Chris Carte's business classes have been a staple at Juneau-Douglas High School for generations, but she is taking her boundless energy and enthusiasm to Thunder Mountain. Topaz Shyrock, science, may be familiar to students at Thunder Mountain; last year she taught many of them in middle school. New teacher Jake Jacoby has deep ties to JDHS, he graduated from that school, but he too wants to be part of this new era.
In other words, successful teachers from JDHS want to take their skills and motivations to the new school for the benefit of Thunder Mountain's first generation of students.
This leads to what school is truly all about: the students. You will have dynamic class options, taught by outstanding teachers, but the new walls and teachers are moot without you.
What is education, finally, but a challenge to what you know? Learning is often uncomfortable, but it imparts satisfaction from knowledge gained. Those who chose to become Falcons will be trailblazers.

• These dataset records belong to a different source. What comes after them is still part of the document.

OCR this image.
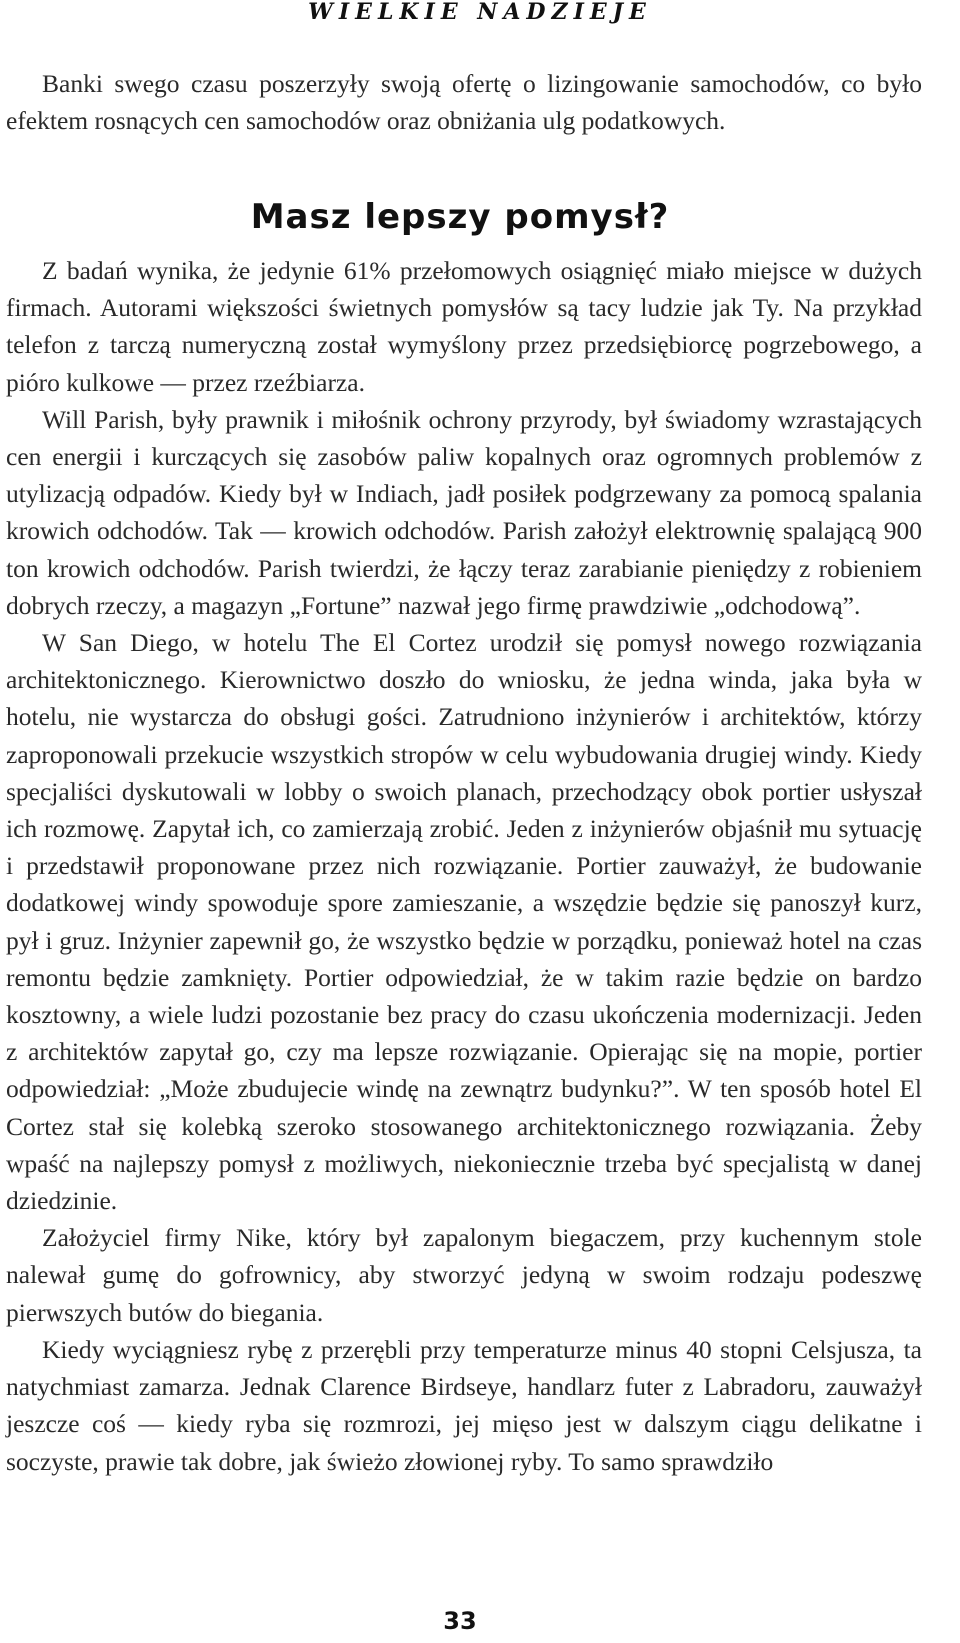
WIELKIE NADZIEJE

Banki swego czasu poszerzyły swoją ofertę o lizingowanie samochodów, co było efektem rosnących cen samochodów oraz obniżania ulg podatkowych.

Masz lepszy pomysł?

Z badań wynika, że jedynie 61% przełomowych osiągnięć miało miejsce w dużych firmach. Autorami większości świetnych pomysłów są tacy ludzie jak Ty. Na przykład telefon z tarczą numeryczną został wymyślony przez przedsiębiorcę pogrzebowego, a pióro kulkowe — przez rzeźbiarza.

Will Parish, były prawnik i miłośnik ochrony przyrody, był świadomy wzrastających cen energii i kurczących się zasobów paliw kopalnych oraz ogromnych problemów z utylizacją odpadów. Kiedy był w Indiach, jadł posiłek podgrzewany za pomocą spalania krowich odchodów. Tak — krowich odchodów. Parish założył elektrownię spalającą 900 ton krowich odchodów. Parish twierdzi, że łączy teraz zarabianie pieniędzy z robieniem dobrych rzeczy, a magazyn „Fortune” nazwał jego firmę prawdziwie „odchodową”.

W San Diego, w hotelu The El Cortez urodził się pomysł nowego rozwiązania architektonicznego. Kierownictwo doszło do wniosku, że jedna winda, jaka była w hotelu, nie wystarcza do obsługi gości. Zatrudniono inżynierów i architektów, którzy zaproponowali przekucie wszystkich stropów w celu wybudowania drugiej windy. Kiedy specjaliści dyskutowali w lobby o swoich planach, przechodzący obok portier usłyszał ich rozmowę. Zapytał ich, co zamierzają zrobić. Jeden z inżynierów objaśnił mu sytuację i przedstawił proponowane przez nich rozwiązanie. Portier zauważył, że budowanie dodatkowej windy spowoduje spore zamieszanie, a wszędzie będzie się panoszył kurz, pył i gruz. Inżynier zapewnił go, że wszystko będzie w porządku, ponieważ hotel na czas remontu będzie zamknięty. Portier odpowiedział, że w takim razie będzie on bardzo kosztowny, a wiele ludzi pozostanie bez pracy do czasu ukończenia modernizacji. Jeden z architektów zapytał go, czy ma lepsze rozwiązanie. Opierając się na mopie, portier odpowiedział: „Może zbudujecie windę na zewnątrz budynku?”. W ten sposób hotel El Cortez stał się kolebką szeroko stosowanego architektonicznego rozwiązania. Żeby wpaść na najlepszy pomysł z możliwych, niekoniecznie trzeba być specjalistą w danej dziedzinie.

Założyciel firmy Nike, który był zapalonym biegaczem, przy kuchennym stole nalewał gumę do gofrownicy, aby stworzyć jedyną w swoim rodzaju podeszwę pierwszych butów do biegania.

Kiedy wyciągniesz rybę z przerębli przy temperaturze minus 40 stopni Celsjusza, ta natychmiast zamarza. Jednak Clarence Birdseye, handlarz futer z Labradoru, zauważył jeszcze coś — kiedy ryba się rozmrozi, jej mięso jest w dalszym ciągu delikatne i soczyste, prawie tak dobre, jak świeżo złowionej ryby. To samo sprawdziło

33
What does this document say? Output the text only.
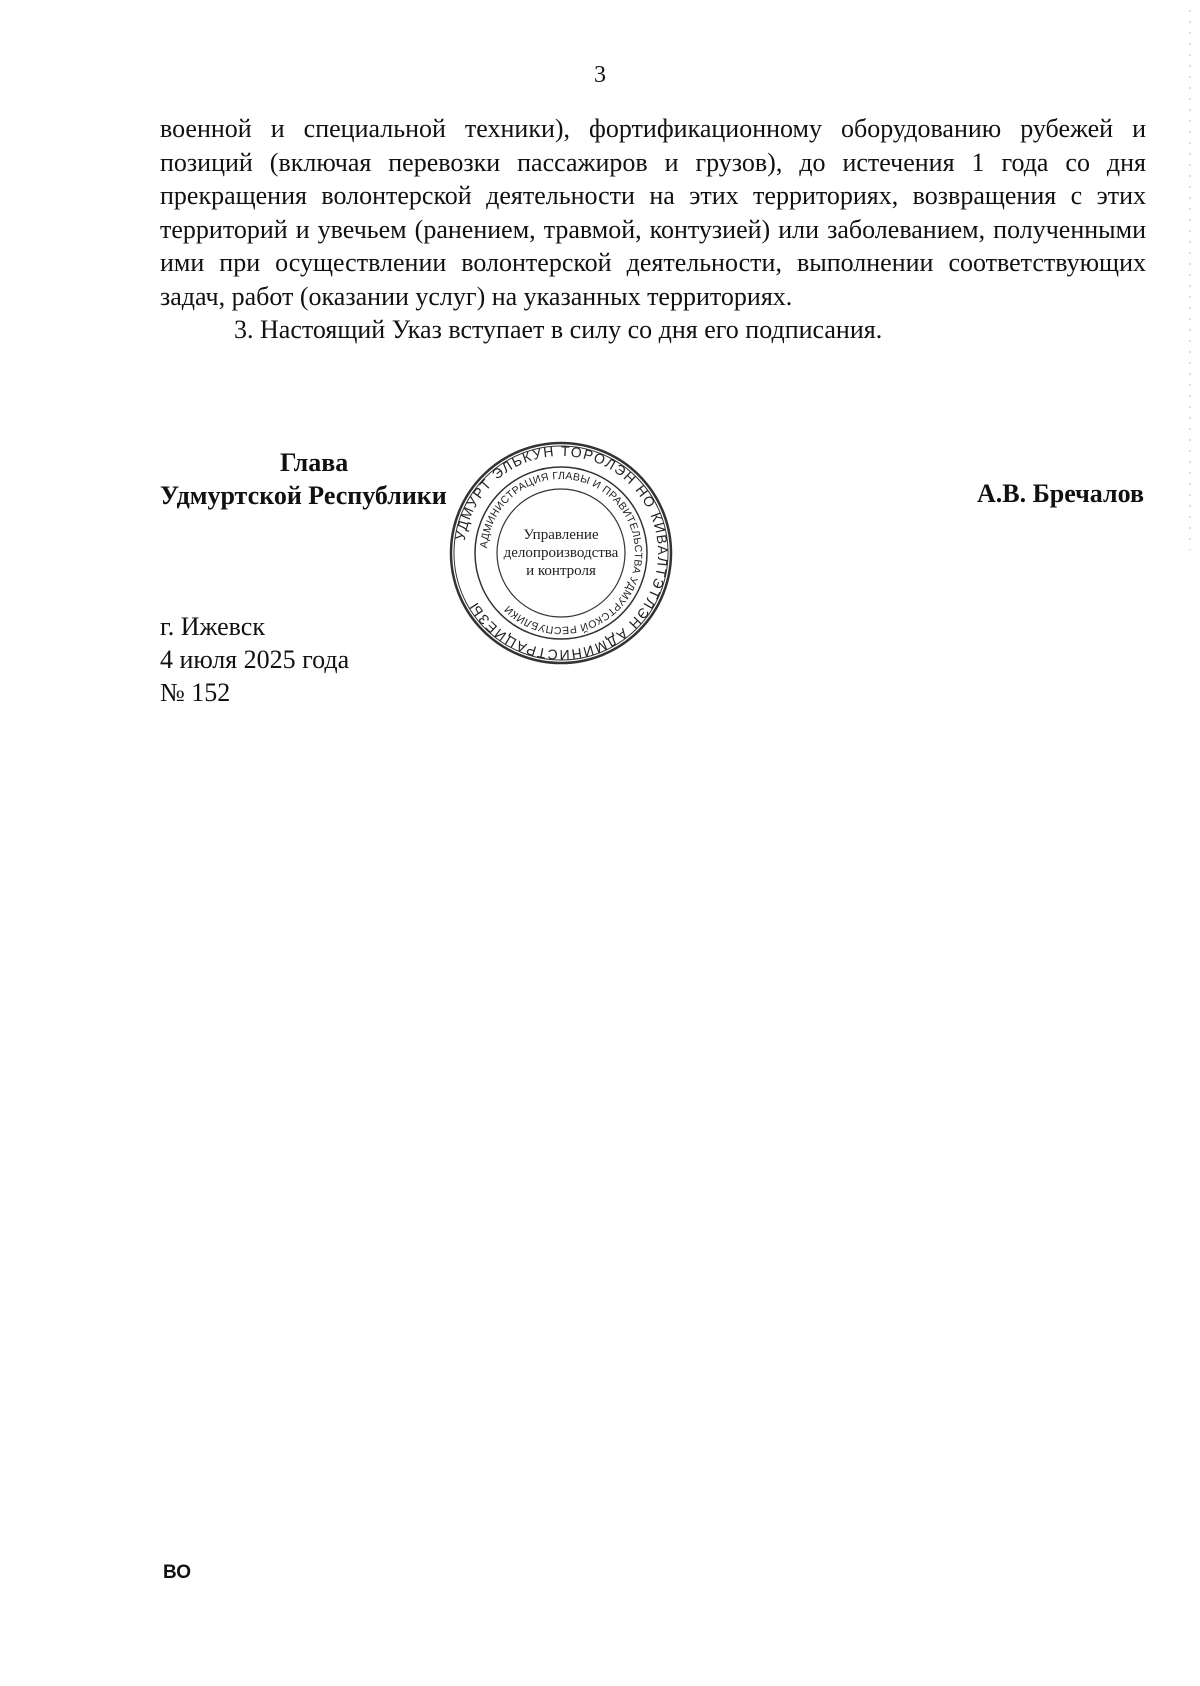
3

военной и специальной техники), фортификационному оборудованию рубежей и позиций (включая перевозки пассажиров и грузов), до истечения 1 года со дня прекращения волонтерской деятельности на этих территориях, возвращения с этих территорий и увечьем (ранением, травмой, контузией) или заболеванием, полученными ими при осуществлении волонтерской деятельности, выполнении соответствующих задач, работ (оказании услуг) на указанных территориях.

3. Настоящий Указ вступает в силу со дня его подписания.

Глава
Удмуртской Республики	А.В. Бречалов
г. Ижевск
4 июля 2025 года
№ 152
УДМУРТ ЭЛЬКУН ТОРОЛЭН НО КИВАЛТЭТЛЭН АДМИНИСТРАЦИЕЗЫ
АДМИНИСТРАЦИЯ ГЛАВЫ И ПРАВИТЕЛЬСТВА УДМУРТСКОЙ РЕСПУБЛИКИ
Управление
делопроизводства
и контроля
ВО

Starting a new school may seem difficult, but imagine the confidence gained from going where others have not yet tread.
Imagine creating and naming the first yearbook and school newspaper.
Imagine starting new traditions for our sports and activities.
Imagine being the first class to walk the stage during graduation, or being in the first four-year class to graduate from Thunder Mountain.
Imagine implementing the best that you have experienced during your school career, but leaving the hazing, the bullying, and the being a face in the crowd behind.
I invite anyone contemplating TMHS to ask me any questions. All of this controversy about the school will subside, but the school will remain. Schools are about the students and those who teach them. We have the teachers; I invite you to be the student.
Graham G. Storey is slated to teach biology at the new high school.